¿En qué época te gustaría vivir?

La respuesta no suele ser una época aburrida, sino una donde suceden muchas cosas, tiempos convulsos, algún momento de cambio, un nudo en la historia. Quizá respondas la revolución francesa. O el fin de la edad media. O mayo del 68. O cuando surge el Imperio Romano. Ahora voy a provocarte un poco. Si vivieras entonces, igual ni veías a Julio César, ni siquiera para eso saldrías de tu terma. Y mayo del 68 lo verías en la tele, mientras furfullabas: así no, así no, así no…

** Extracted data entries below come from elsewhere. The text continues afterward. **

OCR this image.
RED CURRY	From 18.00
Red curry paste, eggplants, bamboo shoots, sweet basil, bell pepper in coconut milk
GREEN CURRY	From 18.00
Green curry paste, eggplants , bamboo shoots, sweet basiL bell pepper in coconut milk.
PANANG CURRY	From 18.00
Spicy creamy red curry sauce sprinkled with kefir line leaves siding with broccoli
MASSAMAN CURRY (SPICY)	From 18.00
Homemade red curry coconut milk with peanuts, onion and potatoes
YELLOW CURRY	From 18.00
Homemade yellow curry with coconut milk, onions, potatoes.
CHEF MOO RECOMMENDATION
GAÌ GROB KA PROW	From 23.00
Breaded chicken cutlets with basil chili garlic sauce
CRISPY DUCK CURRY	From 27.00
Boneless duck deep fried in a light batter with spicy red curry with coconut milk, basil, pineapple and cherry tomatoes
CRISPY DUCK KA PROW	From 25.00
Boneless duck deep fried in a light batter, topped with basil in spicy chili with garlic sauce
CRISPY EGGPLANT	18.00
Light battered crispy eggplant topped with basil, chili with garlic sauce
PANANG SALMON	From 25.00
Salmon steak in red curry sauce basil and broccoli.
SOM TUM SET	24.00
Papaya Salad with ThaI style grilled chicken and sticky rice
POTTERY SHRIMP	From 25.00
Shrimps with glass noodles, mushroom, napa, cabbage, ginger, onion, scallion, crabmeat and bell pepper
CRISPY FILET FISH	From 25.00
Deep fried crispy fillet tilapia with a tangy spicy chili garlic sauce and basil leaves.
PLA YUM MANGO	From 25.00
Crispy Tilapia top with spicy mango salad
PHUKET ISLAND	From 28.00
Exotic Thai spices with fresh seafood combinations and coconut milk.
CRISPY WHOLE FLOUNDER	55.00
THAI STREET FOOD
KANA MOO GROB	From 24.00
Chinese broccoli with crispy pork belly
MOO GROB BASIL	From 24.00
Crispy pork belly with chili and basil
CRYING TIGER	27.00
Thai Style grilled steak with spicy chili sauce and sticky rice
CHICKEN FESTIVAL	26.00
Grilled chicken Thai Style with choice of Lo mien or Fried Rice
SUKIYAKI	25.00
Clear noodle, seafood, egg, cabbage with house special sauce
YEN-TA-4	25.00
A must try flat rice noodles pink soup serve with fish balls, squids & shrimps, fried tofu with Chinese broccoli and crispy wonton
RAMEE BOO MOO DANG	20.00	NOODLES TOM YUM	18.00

No sé si te has dado cuenta, pero en nuestro caso se está cumpliendo la vieja maldición china: «Ojalá que vivas tiempos interesantes». No voy a enumerar las incomodidades, los dramas, las tragedias que esto supone. Seguramente tú también las estás viviendo. Pero ¿y lo otro? Quizá lo estás pasando por alto.

En los tiempos en los que hemos tenido la maldita suerte de vivir estamos rodeados de médicos que atienden a inmigrantes sin papeles, cerrajeros que se niegan a participar en más desahucios, vecinas que convierten una oficina bancaria abandonada en un comedor social, jueces que se niegan aplicar las nuevas tasas, personas que ponen en marcha una red alternativa de bienes y servicios, ciudadanos que renuncian a ser representados por la marca España y su Gobierno, policías que se juegan el puesto por defender las movilizaciones ciudadanas, periodistas que promueven cooperativas para desarrollar una información más social, etc etc etc etc.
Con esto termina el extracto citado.